Преданность государю, почтительность к старшим и все героические поступки ущербны, если проистекают из ума, и подлинны, если проистекают из чистого чувства. Муж, лишенный чувств, не может быть справедливым. Жена, лишенная чувств, не может быть целомудренной. Пошлые конфуцианцы знают лишь, что разум определяет чувства. Откуда им знать, что на самом деле чувства определяют разум? Жизненная воля трав и деревьев превращается в почки и бутоны. Любовь – это жизненная воля человека, кто из людей не имеет своих бутонов? И как может любовь обмануть человека? Люди сами обманывают себя посредством чувств!
Фэн Мэнлун
Одновременно появляется литература, подчеркивающая неспособность религиозной аскезы одолеть стихию страстей. Так, с конца XVI века получил хождение сборник рассказов о развратных обитателях буддийских монастырей – «Монахи в пучине греха»

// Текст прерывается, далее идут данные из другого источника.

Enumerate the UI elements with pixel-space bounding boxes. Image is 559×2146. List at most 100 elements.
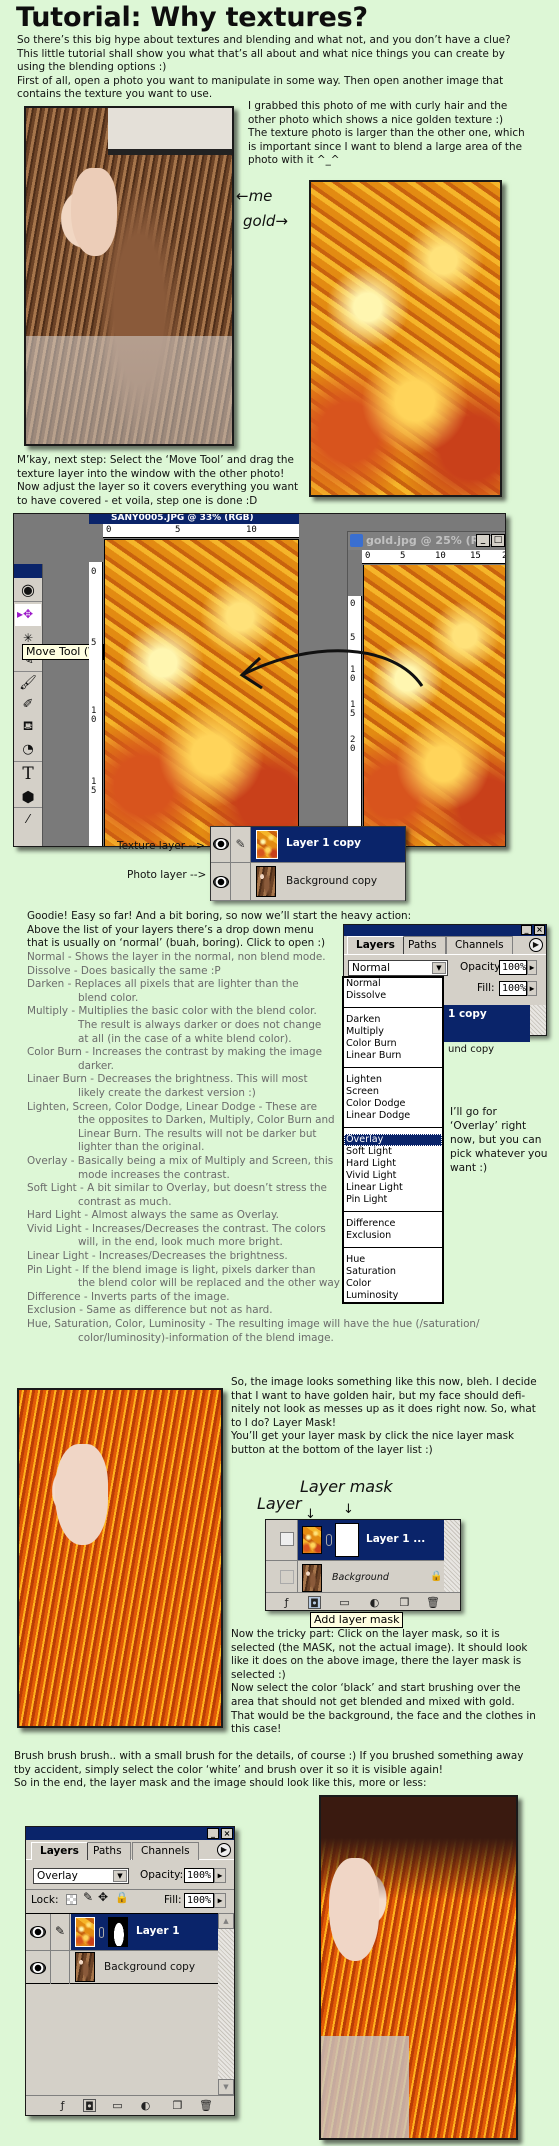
layer-mask-thumbnail[interactable] xyxy=(335,1523,359,1557)
tab-paths[interactable]: Paths xyxy=(399,936,446,954)
blend-mode-option[interactable]: Linear Dodge xyxy=(344,1110,442,1122)
panel-scrollbar[interactable]: ▲ ▼ xyxy=(218,1913,234,2095)
adjustment-layer-icon[interactable]: ◐ xyxy=(368,1596,381,1609)
adjustment-layer-icon[interactable]: ◐ xyxy=(139,2099,152,2112)
panel-scrollbar[interactable] xyxy=(530,1005,546,1035)
blend-mode-option[interactable]: Difference xyxy=(344,1218,442,1230)
panel-menu-icon[interactable]: ▶ xyxy=(529,938,543,952)
lock-paint-icon[interactable]: ✎ xyxy=(83,1890,93,1905)
new-folder-icon[interactable]: ▭ xyxy=(111,2099,124,2112)
add-layer-mask-icon[interactable]: ◘ xyxy=(308,1596,321,1610)
blend-mode-option[interactable]: Luminosity xyxy=(344,1290,442,1302)
blend-mode-option[interactable]: Hard Light xyxy=(344,1158,442,1170)
type-tool-icon[interactable]: T xyxy=(14,762,42,786)
move-tool-icon[interactable]: ▸✥ xyxy=(15,604,41,626)
opacity-field[interactable]: 100% ▶ xyxy=(184,1868,226,1883)
add-layer-mask-icon[interactable]: ◘ xyxy=(83,2099,96,2113)
tab-layers[interactable]: Layers xyxy=(347,936,404,954)
brush-link-icon[interactable]: ✎ xyxy=(231,827,251,862)
brush-link-icon[interactable]: ✎ xyxy=(50,1914,70,1950)
link-box[interactable] xyxy=(50,1951,70,1984)
blend-mode-option[interactable]: Saturation xyxy=(344,1266,442,1278)
layer-row-photo[interactable]: Background copy xyxy=(211,863,405,901)
mask-indicator-icon[interactable] xyxy=(280,1532,294,1546)
blend-mode-option[interactable]: Vivid Light xyxy=(344,1170,442,1182)
layer-style-icon[interactable]: ƒ xyxy=(280,1596,293,1609)
fill-field[interactable]: 100% ▶ xyxy=(184,1893,226,1908)
panel-scrollbar[interactable] xyxy=(444,1520,460,1594)
trash-icon[interactable]: 🗑 xyxy=(199,2099,213,2112)
layer-row-selected[interactable]: 1 copy xyxy=(444,1005,530,1042)
brush-icon[interactable]: 🖌 xyxy=(14,672,42,694)
fill-field[interactable]: 100% ▶ xyxy=(499,981,537,996)
chain-link-icon[interactable] xyxy=(326,1534,332,1546)
gold-canvas[interactable] xyxy=(363,565,505,846)
blend-mode-option[interactable]: Pin Light xyxy=(344,1194,442,1206)
lock-transparency-icon[interactable] xyxy=(66,1894,77,1905)
panel-minimize-button[interactable]: _ xyxy=(207,1828,219,1839)
lock-move-icon[interactable]: ✥ xyxy=(98,1890,108,1905)
blend-mode-option[interactable]: Normal xyxy=(344,978,442,990)
layer-thumbnail[interactable] xyxy=(75,1917,95,1947)
blend-mode-option[interactable]: Color Burn xyxy=(344,1038,442,1050)
layer-mask-thumbnail[interactable] xyxy=(108,1917,128,1947)
blend-mode-option[interactable]: Hue xyxy=(344,1254,442,1266)
history-brush-icon[interactable]: ✐ xyxy=(14,694,42,716)
link-box[interactable] xyxy=(280,1570,294,1584)
minimize-button[interactable]: _ xyxy=(476,534,490,547)
tab-paths[interactable]: Paths xyxy=(84,1842,131,1860)
blend-mode-option[interactable]: Color xyxy=(344,1278,442,1290)
layer-row-background[interactable]: Background copy xyxy=(26,1950,219,1984)
blend-mode-option[interactable]: Dissolve xyxy=(344,990,442,1002)
opacity-field[interactable]: 100% ▶ xyxy=(499,960,537,975)
layer-row-background[interactable]: Background 🔒 xyxy=(266,1560,446,1595)
trash-icon[interactable]: 🗑 xyxy=(426,1596,440,1609)
shape-tool-icon[interactable]: ⬢ xyxy=(14,786,42,808)
opacity-arrow-icon[interactable]: ▶ xyxy=(527,960,537,975)
layer-row-selected[interactable]: Layer 1 ... xyxy=(266,1520,446,1560)
blend-mode-option[interactable]: Soft Light xyxy=(344,1146,442,1158)
panel-close-button[interactable]: × xyxy=(221,1828,233,1839)
link-box[interactable] xyxy=(231,863,251,900)
blend-mode-option[interactable]: Exclusion xyxy=(344,1230,442,1242)
blend-mode-option[interactable]: Darken xyxy=(344,1014,442,1026)
paint-bucket-icon[interactable]: ⛾ xyxy=(14,716,42,738)
layer-row-background[interactable]: und copy xyxy=(444,1042,530,1060)
fill-arrow-icon[interactable]: ▶ xyxy=(214,1893,226,1908)
tab-layers[interactable]: Layers xyxy=(31,1842,88,1860)
tab-channels[interactable]: Channels xyxy=(132,1842,199,1860)
new-layer-icon[interactable]: ❐ xyxy=(171,2099,184,2112)
new-layer-icon[interactable]: ❐ xyxy=(398,1596,411,1609)
visibility-eye-icon[interactable] xyxy=(30,1926,46,1938)
scroll-down-button[interactable]: ▼ xyxy=(218,2079,234,2095)
blend-mode-option[interactable]: Color Dodge xyxy=(344,1098,442,1110)
opacity-arrow-icon[interactable]: ▶ xyxy=(214,1868,226,1883)
fill-arrow-icon[interactable]: ▶ xyxy=(527,981,537,996)
blend-mode-option[interactable]: Overlay xyxy=(344,1134,442,1146)
dodge-tool-icon[interactable]: ◔ xyxy=(14,738,42,762)
blend-mode-select[interactable]: Normal ▼ xyxy=(348,960,448,976)
layer-row-texture[interactable]: ✎ Layer 1 copy xyxy=(211,827,405,863)
panel-close-button[interactable]: × xyxy=(534,925,545,935)
panel-minimize-button[interactable]: _ xyxy=(521,925,532,935)
scroll-up-button[interactable]: ▲ xyxy=(218,1913,234,1929)
layer-row-selected[interactable]: ✎ Layer 1 xyxy=(26,1913,219,1950)
blend-mode-option[interactable]: Linear Light xyxy=(344,1182,442,1194)
visibility-eye-icon[interactable] xyxy=(213,838,229,850)
layer-style-icon[interactable]: ƒ xyxy=(56,2099,69,2112)
tab-channels[interactable]: Channels xyxy=(446,936,513,954)
panel-menu-icon[interactable]: ▶ xyxy=(217,1843,231,1857)
layer-thumbnail[interactable] xyxy=(302,1526,322,1554)
blend-mode-option[interactable]: Linear Burn xyxy=(344,1050,442,1062)
new-folder-icon[interactable]: ▭ xyxy=(338,1596,351,1609)
blend-mode-option[interactable]: Multiply xyxy=(344,1026,442,1038)
visibility-eye-icon[interactable] xyxy=(30,1962,46,1974)
blend-mode-select[interactable]: Overlay ▼ xyxy=(33,1868,129,1884)
maximize-button[interactable]: □ xyxy=(491,534,505,547)
chain-link-icon[interactable] xyxy=(99,1927,104,1938)
visibility-eye-icon[interactable] xyxy=(213,876,229,888)
eyedropper-icon[interactable]: ⁄ xyxy=(14,808,42,830)
blend-mode-option[interactable]: Screen xyxy=(344,1086,442,1098)
blend-mode-option[interactable]: Lighten xyxy=(344,1074,442,1086)
lock-all-icon[interactable]: 🔒 xyxy=(115,1891,129,1905)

[558]. Истории, вошедшие в эту книгу, производят двойственное впечатление: с одной стороны, они напоминают о гибельных последствиях распутства (героев непременно ждет справедливое возмездие), но с другой – наводят на мысль о вреде аскетической жизни, лишь раздувающей костер страстей. Мелькают в ней и намеки на то, что тот, кто и в страсти способен «поминать Будду», может обеспечить себе блаженство после смерти.
В последние десятилетия минского царствования уже можно услышать и откровенные заявления о благотворности эротического чувства для духовного совершенствования. «Любовь к добродетели – все равно что любовь к женской красоте. Только умный юноша способен на то и на другое», – заявляет литератор Су Шэнфу
[559]. Сходную мысль высказывает в одном из своих эссе влиятельный критик Цянь Цяньи: «Только умные юноши ценят радости плотской любви. Благодаря своему уму они достигают высшего понимания, расширяя до предела свое знание, после чего возвращаются к обычному. Вот что значит “от чувства прийти к истине”. Будда говорил, что все живые существа исправляют свою природу через любовную страсть. Кому же под силу избежать жизненных пристрастий и оков чувственности?»
[560]
Дун Юэ в предисловии к своему роману утверждает, что избавиться от страстей можно лишь сполна отдавшись страстной жизни, и ссылается на буддийскую сентенцию: «Когда достигаешь предела чувственности, прозреваешь свою природу». В широком же смысле всякое чувственное возбуждение могло мыслиться как пролог к «внутреннему прозрению». Вспомним, что Дун Цичан считал влюбленность в антикварные предметы способом культивирования душевного покоя. В даосских боевых искусствах для воспитания покоя духа использовалось чувство страха. Само действие «жизненной энергии» в человеке даосские учителя уподобляли «внезапному пробуждению от испуга, пережитого во сне».